She didn’t say anything.
She kept her lips together I couldn’t feel the bands at all.
We walked deeper into the forest and found a tree with an enormous trunk and sat with our backs against it, still holding hands. I began talking. Rhoda put her head on my shoulder and stared up at me, and I just kept talking and talking. I told her about Spotswood, New Jersey, and about the time we lost my Aunt Mary’s dog and had to go searching for him through the underbrush, and how we finally found him whimpering in a tangle of Virginia Creeper, as effectively trapped as if a net had been thrown over him. I told her about my own dog, whose name was Kettle, and which I used to own when we were still living on Seventy-second Street, that must have been about seven or eight years ago. We got rid of Kettle because one night my father came in drunk (I didn’t tell that to Rhoda) and tripped over the dog where she was sleeping in the dining room, and she bit him on the leg, and he began kicking her, and I came running from my bedroom crying and yelling for him to stop because I was afraid he’d kill her. That was before I learned my father was a drinking man.
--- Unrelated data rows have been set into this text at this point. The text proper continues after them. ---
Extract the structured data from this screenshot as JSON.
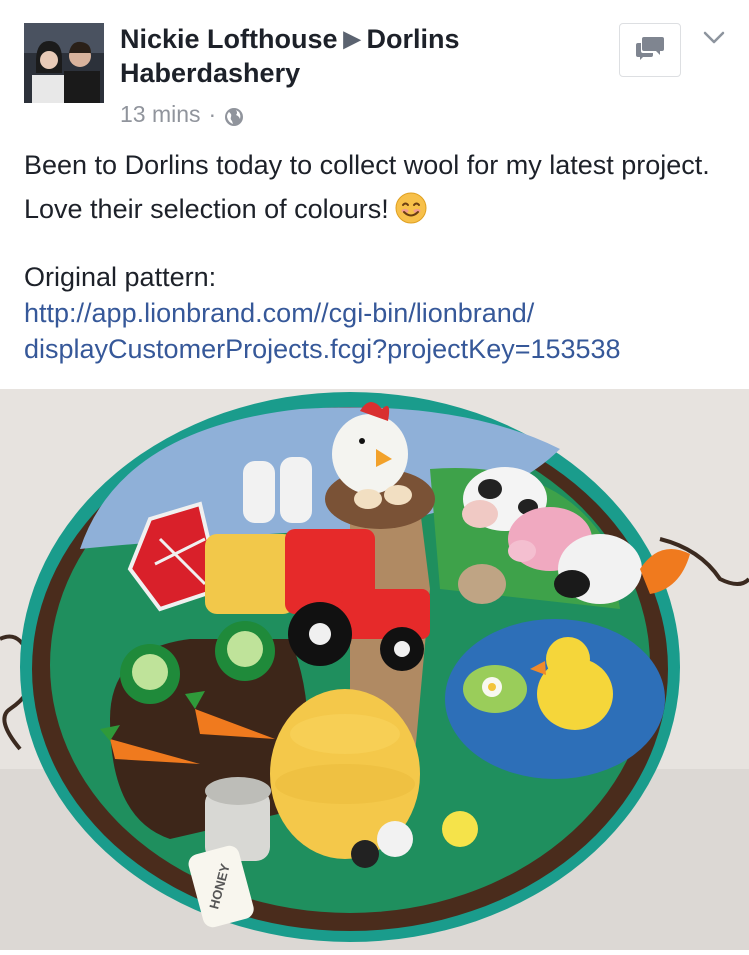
{
  "post": {
    "author": "Nickie Lofthouse",
    "arrow": "▶",
    "target_page": "Dorlins Haberdashery",
    "time": "13 mins",
    "separator": "·",
    "privacy_icon": "globe-icon",
    "body_line1": "Been to Dorlins today to collect wool for my latest project. Love their selection of colours!",
    "emoji": "smiling-face-emoji",
    "pattern_label": "Original pattern:",
    "link_line1": "http://app.lionbrand.com//cgi-bin/lionbrand/",
    "link_line2": "displayCustomerProjects.fcgi?projectKey=153538",
    "photo_text": "HONEY"
  },
  "header": {
    "comment_icon": "comment-icon",
    "menu_icon": "chevron-down-icon"
  },
  "colors": {
    "text": "#1d2129",
    "meta": "#90949c",
    "link": "#365899",
    "border": "#dddfe2"
  }
}
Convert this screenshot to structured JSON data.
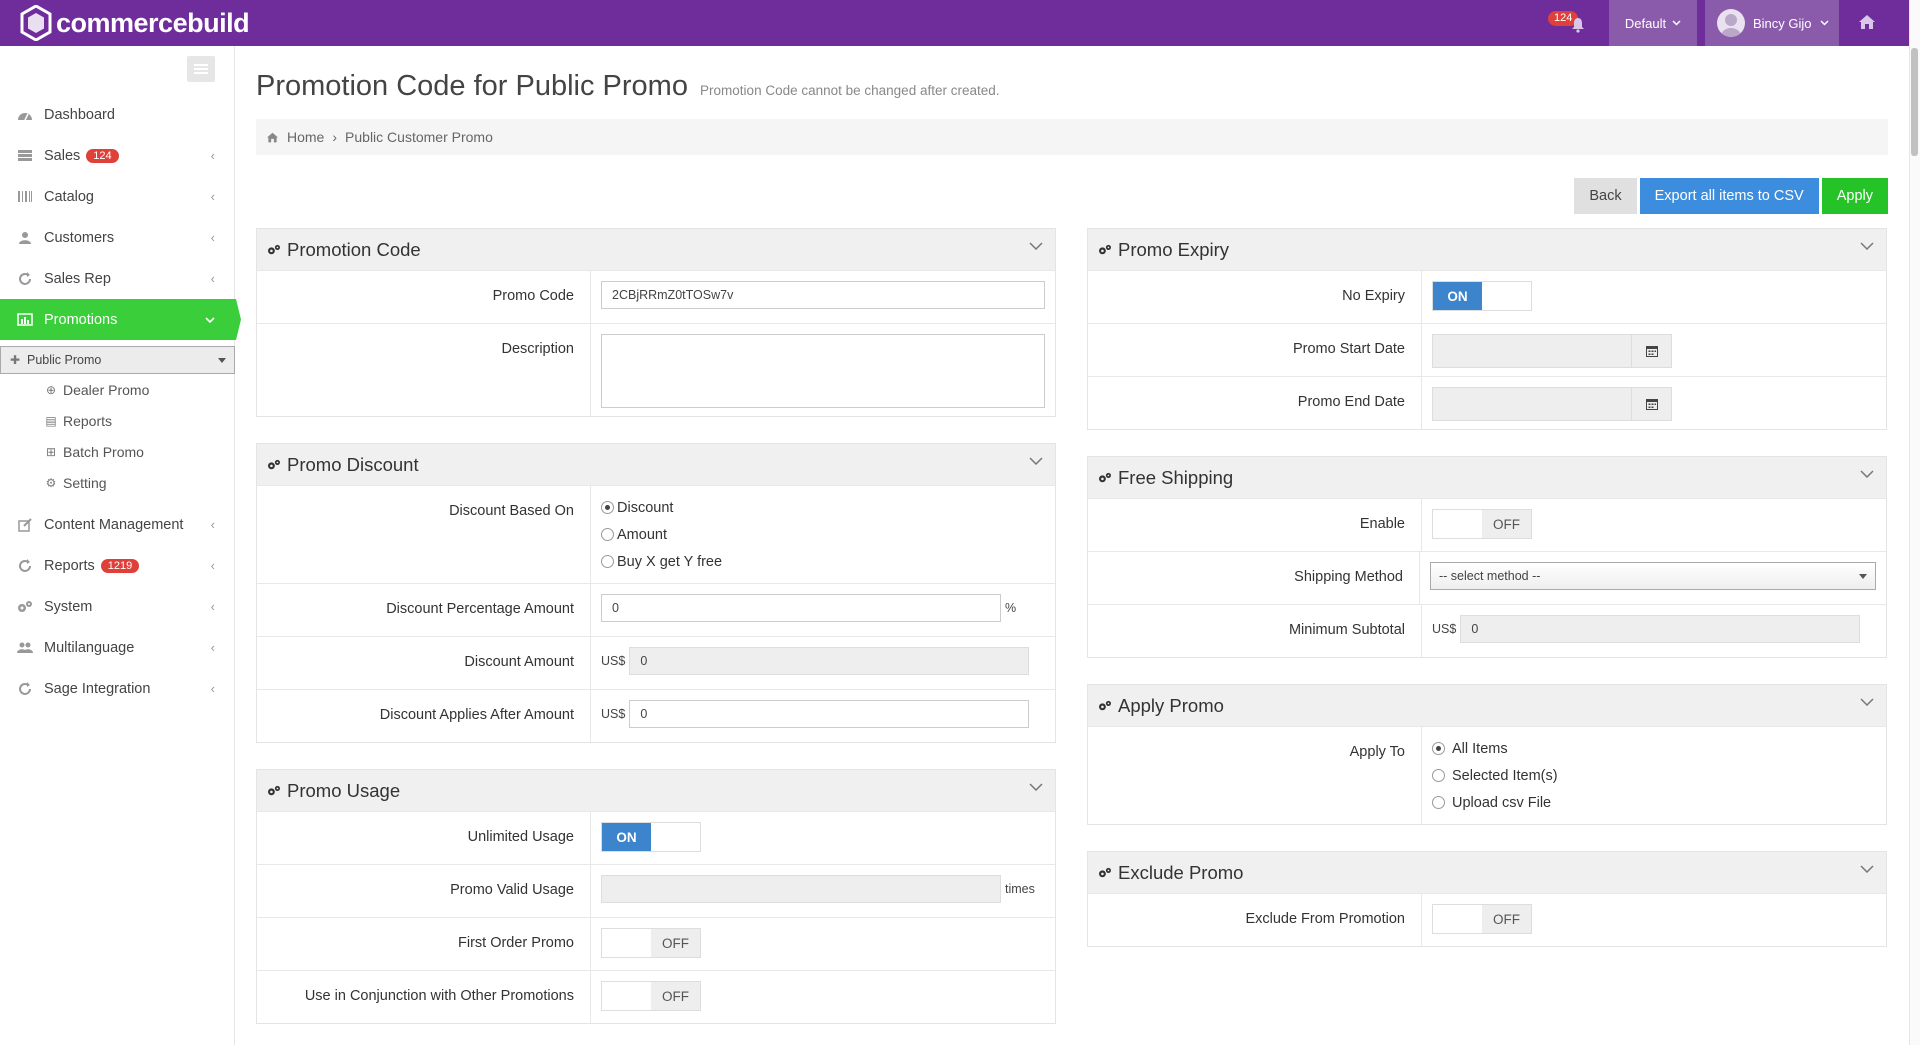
{
  "app": {
    "brand": "commercebuild",
    "notifications": "124",
    "store": "Default",
    "user": "Bincy Gijo"
  },
  "sidebar": {
    "items": [
      {
        "label": "Dashboard",
        "icon": "dashboard-icon"
      },
      {
        "label": "Sales",
        "icon": "sales-icon",
        "badge": "124"
      },
      {
        "label": "Catalog",
        "icon": "catalog-icon"
      },
      {
        "label": "Customers",
        "icon": "customers-icon"
      },
      {
        "label": "Sales Rep",
        "icon": "sales-rep-icon"
      },
      {
        "label": "Promotions",
        "icon": "promotions-icon"
      },
      {
        "label": "Content Management",
        "icon": "content-icon"
      },
      {
        "label": "Reports",
        "icon": "reports-icon",
        "badge": "1219"
      },
      {
        "label": "System",
        "icon": "system-icon"
      },
      {
        "label": "Multilanguage",
        "icon": "multilanguage-icon"
      },
      {
        "label": "Sage Integration",
        "icon": "sage-icon"
      }
    ],
    "promotions_sub": [
      {
        "label": "Public Promo",
        "icon": "plus-icon"
      },
      {
        "label": "Dealer Promo",
        "icon": "plus-circle-icon"
      },
      {
        "label": "Reports",
        "icon": "report-icon"
      },
      {
        "label": "Batch Promo",
        "icon": "plus-square-icon"
      },
      {
        "label": "Setting",
        "icon": "gear-icon"
      }
    ]
  },
  "page": {
    "title": "Promotion Code for Public Promo",
    "subtitle": "Promotion Code cannot be changed after created.",
    "breadcrumb": {
      "home": "Home",
      "current": "Public Customer Promo"
    }
  },
  "actions": {
    "back": "Back",
    "export": "Export all items to CSV",
    "apply": "Apply"
  },
  "promotion_code": {
    "title": "Promotion Code",
    "code_label": "Promo Code",
    "code_value": "2CBjRRmZ0tTOSw7v",
    "description_label": "Description",
    "description_value": ""
  },
  "promo_discount": {
    "title": "Promo Discount",
    "based_on_label": "Discount Based On",
    "options": [
      "Discount",
      "Amount",
      "Buy X get Y free"
    ],
    "selected": "Discount",
    "percentage_label": "Discount Percentage Amount",
    "percentage_value": "0",
    "percent_sign": "%",
    "amount_label": "Discount Amount",
    "amount_prefix": "US$",
    "amount_value": "0",
    "after_label": "Discount Applies After Amount",
    "after_prefix": "US$",
    "after_value": "0"
  },
  "promo_usage": {
    "title": "Promo Usage",
    "unlimited_label": "Unlimited Usage",
    "unlimited_state": "ON",
    "valid_label": "Promo Valid Usage",
    "valid_suffix": "times",
    "first_order_label": "First Order Promo",
    "first_order_state": "OFF",
    "conjunction_label": "Use in Conjunction with Other Promotions",
    "conjunction_state": "OFF"
  },
  "promo_expiry": {
    "title": "Promo Expiry",
    "no_expiry_label": "No Expiry",
    "no_expiry_state": "ON",
    "start_label": "Promo Start Date",
    "end_label": "Promo End Date"
  },
  "free_shipping": {
    "title": "Free Shipping",
    "enable_label": "Enable",
    "enable_state": "OFF",
    "method_label": "Shipping Method",
    "method_value": "-- select method --",
    "subtotal_label": "Minimum Subtotal",
    "subtotal_prefix": "US$",
    "subtotal_value": "0"
  },
  "apply_promo": {
    "title": "Apply Promo",
    "apply_to_label": "Apply To",
    "options": [
      "All Items",
      "Selected Item(s)",
      "Upload csv File"
    ],
    "selected": "All Items"
  },
  "exclude_promo": {
    "title": "Exclude Promo",
    "exclude_label": "Exclude From Promotion",
    "exclude_state": "OFF"
  },
  "colors": {
    "topbar": "#6f2c9b",
    "active_nav": "#3bce3b",
    "primary": "#3c8dde",
    "success": "#25c228",
    "badge": "#e0403a"
  }
}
I couldn’t understand why he’d been so furious with poor Kettle that night, I simply couldn’t understand it. (I didn’t tell Rhoda any of this, I just told her he’d had a hard day, and was naturally angry when the dog bit him.) My mother called the A.S.P.C.A., and they came for the dog the next afternoon. I was supposed to be at school when they called for the dog, but they arrived at 3:30 on the dot, just when I was getting home, two big men in uniform, come to take Kettle. I began crying. My mother assured me they would take good care of the dog, and one of the men said, “Sure, Sonny, if somebody doesn’t claim her in a couple of days, they’ll put her to sleep just as gentle,” the bastard, though I’m sure he didn’t realize what he was saying.
Rhoda listened.
I told her my ambition was to become a lawyer, that once my father had served as a trial juror and when the trial was over — he was not allowed to tell us anything about it while it was in progress — he had come home and described all of the courtroom action (he really told stories beautifully when he was sober — I did not mention that to Rhoda), and then and there I decided what I wanted to do with my life, which was become a famous trial lawyer. I told her that sometimes I stood in front of the mirror in the bathroom and pointed my finger at myself and began asking myself tricky questions. She didn’t laugh until I did, and then she laughed only tentatively until she was certain she was supposed to. She kept looking at my face.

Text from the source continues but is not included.